The end result was he was constantly being sick, he was unhappy as he was so full and the minute you moved him he would be so badly sick. His little eyes looked so scared and I was petrified. I knew, call it mother's instinct that this was wrong and I felt no one listened to me, he was just not getting hungry because no sooner had he been sick they would fill him up again.


Jules totally stuffed full and not happy.

It was only when I totally broke down one morning when he had been sick again and they were trying to send me home and I felt there was no way I was leaving him when it was a silly feeding issue. In the end we had a mini conference with a head nurse and another nurse and agreed to feed on demand. It was only then when he woke for his feed and he did take more than he had ever had of his own accord but by checking his blood sugars we realised there was this issue and they agreed maybe is stomach could just not tolerate the large feeds versus what he needed to keep his sugars up that we changed to Infatrini and suddenly his sugars were fine.

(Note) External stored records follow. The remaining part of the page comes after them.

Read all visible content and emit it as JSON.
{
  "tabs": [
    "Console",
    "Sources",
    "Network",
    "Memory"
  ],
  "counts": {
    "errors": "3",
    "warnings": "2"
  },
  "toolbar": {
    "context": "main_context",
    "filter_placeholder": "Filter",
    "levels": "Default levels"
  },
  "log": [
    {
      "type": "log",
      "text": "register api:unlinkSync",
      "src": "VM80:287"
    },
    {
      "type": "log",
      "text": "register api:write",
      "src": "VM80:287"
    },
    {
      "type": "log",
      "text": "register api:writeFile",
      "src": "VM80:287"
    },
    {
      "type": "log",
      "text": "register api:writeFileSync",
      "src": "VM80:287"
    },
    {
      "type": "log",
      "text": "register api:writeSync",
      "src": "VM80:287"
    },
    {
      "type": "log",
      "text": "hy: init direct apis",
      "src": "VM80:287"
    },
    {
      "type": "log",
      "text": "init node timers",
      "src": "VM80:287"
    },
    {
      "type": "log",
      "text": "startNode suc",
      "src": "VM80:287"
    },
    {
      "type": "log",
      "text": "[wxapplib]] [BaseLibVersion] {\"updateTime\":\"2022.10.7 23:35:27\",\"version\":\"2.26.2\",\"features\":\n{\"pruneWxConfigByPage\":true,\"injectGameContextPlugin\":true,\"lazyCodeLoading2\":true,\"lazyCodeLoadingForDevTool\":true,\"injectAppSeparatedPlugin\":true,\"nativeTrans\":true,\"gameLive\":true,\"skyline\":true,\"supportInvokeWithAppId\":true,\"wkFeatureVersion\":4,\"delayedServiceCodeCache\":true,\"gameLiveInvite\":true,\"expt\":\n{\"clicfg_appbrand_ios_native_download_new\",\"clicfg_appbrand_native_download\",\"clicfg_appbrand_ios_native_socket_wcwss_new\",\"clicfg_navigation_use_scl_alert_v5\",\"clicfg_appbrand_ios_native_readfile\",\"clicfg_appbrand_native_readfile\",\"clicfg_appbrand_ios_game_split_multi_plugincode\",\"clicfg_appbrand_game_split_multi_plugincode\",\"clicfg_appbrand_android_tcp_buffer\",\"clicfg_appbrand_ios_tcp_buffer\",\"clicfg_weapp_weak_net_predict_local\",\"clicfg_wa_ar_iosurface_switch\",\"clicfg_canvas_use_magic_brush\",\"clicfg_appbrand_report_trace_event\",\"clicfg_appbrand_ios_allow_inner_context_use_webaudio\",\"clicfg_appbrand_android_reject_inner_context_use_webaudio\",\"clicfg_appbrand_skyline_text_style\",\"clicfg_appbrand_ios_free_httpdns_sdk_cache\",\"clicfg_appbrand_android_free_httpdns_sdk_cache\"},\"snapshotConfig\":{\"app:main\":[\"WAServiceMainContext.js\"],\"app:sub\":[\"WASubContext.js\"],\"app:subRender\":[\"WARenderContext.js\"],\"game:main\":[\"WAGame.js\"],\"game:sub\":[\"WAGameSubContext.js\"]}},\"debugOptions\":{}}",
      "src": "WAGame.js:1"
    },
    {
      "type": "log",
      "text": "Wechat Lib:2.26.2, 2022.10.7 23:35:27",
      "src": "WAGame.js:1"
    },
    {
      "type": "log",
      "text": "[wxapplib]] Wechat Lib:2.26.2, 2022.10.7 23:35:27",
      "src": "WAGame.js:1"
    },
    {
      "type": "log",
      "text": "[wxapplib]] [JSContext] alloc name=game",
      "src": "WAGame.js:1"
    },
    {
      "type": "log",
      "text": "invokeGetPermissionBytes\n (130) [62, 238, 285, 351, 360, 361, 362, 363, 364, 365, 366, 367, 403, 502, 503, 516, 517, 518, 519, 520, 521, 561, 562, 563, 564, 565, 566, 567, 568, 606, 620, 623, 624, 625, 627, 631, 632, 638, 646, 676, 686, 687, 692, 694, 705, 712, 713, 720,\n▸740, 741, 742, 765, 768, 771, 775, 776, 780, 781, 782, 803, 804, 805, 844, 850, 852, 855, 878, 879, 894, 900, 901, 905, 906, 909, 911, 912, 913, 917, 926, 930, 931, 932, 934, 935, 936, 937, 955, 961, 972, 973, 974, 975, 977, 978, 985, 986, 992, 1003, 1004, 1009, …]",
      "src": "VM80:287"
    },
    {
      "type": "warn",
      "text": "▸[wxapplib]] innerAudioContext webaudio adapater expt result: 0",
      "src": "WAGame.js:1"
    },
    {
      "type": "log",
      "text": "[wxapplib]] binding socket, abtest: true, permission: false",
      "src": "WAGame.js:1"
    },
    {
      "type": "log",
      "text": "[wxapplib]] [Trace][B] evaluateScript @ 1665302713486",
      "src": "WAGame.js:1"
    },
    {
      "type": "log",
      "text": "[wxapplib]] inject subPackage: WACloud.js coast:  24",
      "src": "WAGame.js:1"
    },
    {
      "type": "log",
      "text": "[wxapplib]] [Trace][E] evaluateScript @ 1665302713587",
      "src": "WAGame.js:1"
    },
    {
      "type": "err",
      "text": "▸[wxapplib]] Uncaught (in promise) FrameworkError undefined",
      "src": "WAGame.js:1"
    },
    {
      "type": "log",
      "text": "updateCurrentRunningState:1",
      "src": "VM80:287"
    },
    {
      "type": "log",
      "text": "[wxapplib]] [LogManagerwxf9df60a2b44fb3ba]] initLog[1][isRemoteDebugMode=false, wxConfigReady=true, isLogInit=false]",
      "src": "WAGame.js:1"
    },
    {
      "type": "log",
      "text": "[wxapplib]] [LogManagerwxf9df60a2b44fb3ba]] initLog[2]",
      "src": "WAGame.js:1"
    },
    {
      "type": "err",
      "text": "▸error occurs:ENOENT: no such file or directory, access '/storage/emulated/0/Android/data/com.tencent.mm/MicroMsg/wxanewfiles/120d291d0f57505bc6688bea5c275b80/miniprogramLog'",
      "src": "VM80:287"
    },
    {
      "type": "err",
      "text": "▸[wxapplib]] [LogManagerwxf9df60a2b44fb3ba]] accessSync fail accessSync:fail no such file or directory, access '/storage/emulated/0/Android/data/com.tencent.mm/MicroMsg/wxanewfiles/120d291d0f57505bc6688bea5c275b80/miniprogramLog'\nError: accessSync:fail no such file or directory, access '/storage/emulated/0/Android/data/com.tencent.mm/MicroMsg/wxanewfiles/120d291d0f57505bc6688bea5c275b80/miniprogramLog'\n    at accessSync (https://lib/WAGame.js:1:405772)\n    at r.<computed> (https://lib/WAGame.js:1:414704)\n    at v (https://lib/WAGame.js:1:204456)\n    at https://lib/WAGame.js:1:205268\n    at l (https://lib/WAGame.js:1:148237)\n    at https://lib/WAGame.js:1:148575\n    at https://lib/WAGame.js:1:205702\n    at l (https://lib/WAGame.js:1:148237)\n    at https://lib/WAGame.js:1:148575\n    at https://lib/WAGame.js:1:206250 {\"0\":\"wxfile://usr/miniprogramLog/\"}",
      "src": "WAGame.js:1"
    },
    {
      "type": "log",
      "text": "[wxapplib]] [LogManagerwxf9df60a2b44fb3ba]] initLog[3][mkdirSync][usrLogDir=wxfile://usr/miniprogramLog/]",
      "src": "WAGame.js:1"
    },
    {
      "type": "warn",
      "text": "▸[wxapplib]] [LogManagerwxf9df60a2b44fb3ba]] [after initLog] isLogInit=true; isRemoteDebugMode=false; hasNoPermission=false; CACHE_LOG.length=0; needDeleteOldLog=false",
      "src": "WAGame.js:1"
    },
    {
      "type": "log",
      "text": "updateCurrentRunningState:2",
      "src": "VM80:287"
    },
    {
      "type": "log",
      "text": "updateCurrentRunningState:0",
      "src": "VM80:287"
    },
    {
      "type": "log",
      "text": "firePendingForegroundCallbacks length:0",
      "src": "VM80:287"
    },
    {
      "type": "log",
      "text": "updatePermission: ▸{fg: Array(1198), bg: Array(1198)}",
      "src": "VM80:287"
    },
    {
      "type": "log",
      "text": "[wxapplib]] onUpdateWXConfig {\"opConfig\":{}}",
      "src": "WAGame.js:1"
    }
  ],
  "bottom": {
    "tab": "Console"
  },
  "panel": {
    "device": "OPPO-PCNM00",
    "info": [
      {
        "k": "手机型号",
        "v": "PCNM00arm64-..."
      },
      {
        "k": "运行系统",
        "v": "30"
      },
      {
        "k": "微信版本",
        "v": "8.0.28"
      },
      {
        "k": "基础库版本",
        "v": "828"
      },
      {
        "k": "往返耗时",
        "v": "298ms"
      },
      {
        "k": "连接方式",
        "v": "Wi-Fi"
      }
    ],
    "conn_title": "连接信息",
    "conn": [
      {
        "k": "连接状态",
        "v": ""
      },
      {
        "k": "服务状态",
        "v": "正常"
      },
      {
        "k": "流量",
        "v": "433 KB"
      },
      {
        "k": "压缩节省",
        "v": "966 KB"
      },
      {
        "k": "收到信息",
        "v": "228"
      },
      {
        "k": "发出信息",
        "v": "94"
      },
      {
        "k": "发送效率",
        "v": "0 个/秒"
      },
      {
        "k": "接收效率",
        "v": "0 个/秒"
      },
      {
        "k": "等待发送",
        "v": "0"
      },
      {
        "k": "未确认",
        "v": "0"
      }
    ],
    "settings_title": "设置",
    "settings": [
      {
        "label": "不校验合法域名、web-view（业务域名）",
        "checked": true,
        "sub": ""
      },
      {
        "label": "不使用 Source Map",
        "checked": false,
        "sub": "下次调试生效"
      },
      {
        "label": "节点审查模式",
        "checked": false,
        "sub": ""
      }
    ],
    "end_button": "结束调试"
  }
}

During his time of trying to sort his feeding out he had his first bath. It was the Sunday so he was 11 days old. The nursery nurse was besides herself with excitement. It was Easter Sunday, we had dressed him up in a cute duck outfit for easter and I as very touched there was an easter card for him from all the staff by his bed that morning. The nurse was wondering how his hair would be after he had a hair wash. Jules had been born with approx 1 inch of dark hair all over...the money was on it going curly......


Jules the easter bunny xx



Jules asking has she done this before?